I was greatly impressed. The salesguy (I keep calling them salesmen, but they aren't really; they're cyclists, mechanics, salesmen, instructors) pulled several bikes off the racks; a low end one, a high end one (above my price range, but he thought I should see what a really good bike felt like), and one in the middle. They were from different manufacturers so it would be a good test. When he found that I had my bike in the car, he took the pedals off of my bike and put them on the first one I was going to try. That way I could compare the bikes equally and ride them comfortably. Hey, why didn't the first shop do that? He also measured the seat placement so that each bike could be set up the same. I didn't know what order I was testing the bikes, which one cost what.

He told me a good route for a test with a little uphill and a great downhill and a couple of grades and some flats. I set off gingerly, not sure whether I should clip in one foot but then I decided that I know my pedals, I know how to get in and out and I could do it quickly. I didn't like the bike at all, thought it was stiff and unresponsive and clunky. I returned to the shop and he swapped out the pedals to the second bike.

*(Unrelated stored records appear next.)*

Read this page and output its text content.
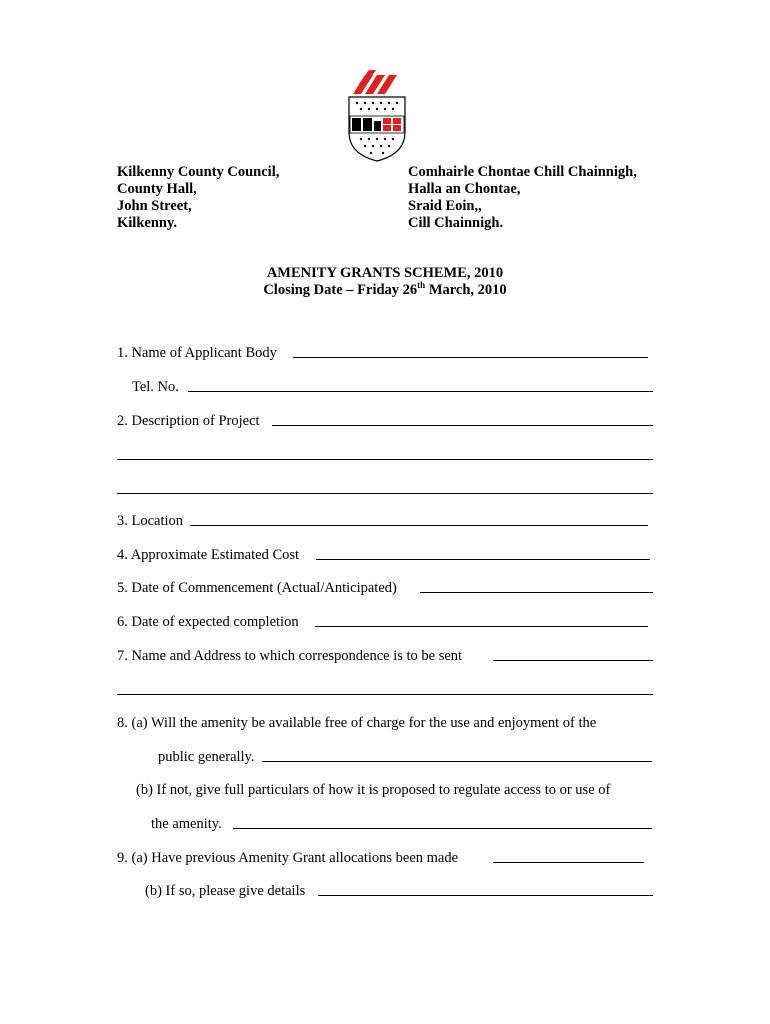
Kilkenny County Council,
County Hall,
John Street,
Kilkenny.
Comhairle Chontae Chill Chainnigh,
Halla an Chontae,
Sraid Eoin,,
Cill Chainnigh.
AMENITY GRANTS SCHEME, 2010
Closing Date – Friday 26th March, 2010
1. Name of Applicant Body
Tel. No.
2. Description of Project
3. Location
4. Approximate Estimated Cost
5. Date of Commencement (Actual/Anticipated)
6. Date of expected completion
7. Name and Address to which correspondence is to be sent
8. (a) Will the amenity be available free of charge for the use and enjoyment of the
public generally.
(b) If not, give full particulars of how it is proposed to regulate access to or use of
the amenity.
9. (a) Have previous Amenity Grant allocations been made
(b) If so, please give details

I didn't like the gearing on that bike, but otherwise WOW! It was the most attractive one in my eyes but that wasn't it. It was peppy, and sassy and I felt like I was flying. Remember, by this time I was on my 4th bike of the day, after my 6 mile run in the morning (oh yeah, I ran 6 miles with Bree and Anita, a really good run and the perfect length) and after my Saturday hilly bike ride which was longer than anything I'd ridden for quite a while. Despite my growing fatigue I loved that bike. But I also thought it was too much bike for me. I'm not really a good enough cyclist to handle that much bike, to hold it down and keep it straight. Maybe if I was more experienced, or planning on needing to go really fast, but not for what I want now.

The next bike was very close to what I wanted, but still not as nice as the very first, the Dolce. By the time I went up that hill for the final time I needed that granny gear. I had managed on all of bikes that I tested to try all the gears and on this one I was granny-ing a bit longer than any other time. I was glad to get back to the shop. Unfortunately they didn't have a Dolce in my size so I couldn't try it again to compare it again to what I had ridden.

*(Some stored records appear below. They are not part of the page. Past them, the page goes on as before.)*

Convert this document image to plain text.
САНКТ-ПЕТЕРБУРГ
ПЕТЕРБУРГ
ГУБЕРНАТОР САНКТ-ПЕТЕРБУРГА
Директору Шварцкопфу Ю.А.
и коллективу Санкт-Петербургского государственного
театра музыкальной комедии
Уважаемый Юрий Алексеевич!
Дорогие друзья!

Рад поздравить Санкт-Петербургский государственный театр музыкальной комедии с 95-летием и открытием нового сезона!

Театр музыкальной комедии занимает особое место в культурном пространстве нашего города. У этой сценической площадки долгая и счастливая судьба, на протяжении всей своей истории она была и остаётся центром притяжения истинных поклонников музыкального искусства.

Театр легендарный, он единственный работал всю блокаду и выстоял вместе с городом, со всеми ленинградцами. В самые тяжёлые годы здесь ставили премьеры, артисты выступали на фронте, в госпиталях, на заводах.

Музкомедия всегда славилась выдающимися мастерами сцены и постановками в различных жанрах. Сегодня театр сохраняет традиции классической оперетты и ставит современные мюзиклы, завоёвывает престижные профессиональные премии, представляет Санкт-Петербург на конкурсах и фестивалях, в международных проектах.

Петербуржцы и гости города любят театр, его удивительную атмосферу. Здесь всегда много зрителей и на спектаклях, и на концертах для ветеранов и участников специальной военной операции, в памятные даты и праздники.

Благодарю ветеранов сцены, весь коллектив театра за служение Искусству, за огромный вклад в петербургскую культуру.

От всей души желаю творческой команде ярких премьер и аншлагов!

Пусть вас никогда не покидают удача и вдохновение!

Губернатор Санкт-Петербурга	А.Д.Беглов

It turned out that the first bike was the cheapest. The middle bike was the expensive, high end carbon bike. Over my self-imposed price limit. The last bike was similar in price to the Dolce.

Once again I had them price out the Dolce Comp with all the components and additions and accessories. They didn't carry exactly the same accessories as the first place, but it was still pedals, bottle cages, computer, different seat, different tape. It would cost about $50 more than the other shop, mostly because I want to switch from a white seat to a black one and the first shop can swap them out and this one will charge. The labor warranty isn't quite as good at the second shop either; the first store will do any labor needed for 90 days and the second will just give a discount. The first will fix tires, but I know I'm not going to drive for a couple of hours just to fix a tire. I'm not even sure I would go there for the labor, it's so far out of my way. Another big difference is the first shop is on commission and it was the one salesman and all the others mostly ignored us. The second shop doesn't have commissions and all the other guys were helping out.

So I have a decision. Do I go to the first shop, get the bike they have in stock with the lower price and the good labor package, and just use all the gas and time to get to and from Berkeley? Do I go to my local bike shop, 5 miles from my house, wait for them to order the bike (about 2 weeks), pay a little bit for upfront and a little more for maintenance? Or do I continue shopping, see what else is out there?

Remember when I said I don't like shopping? This is why!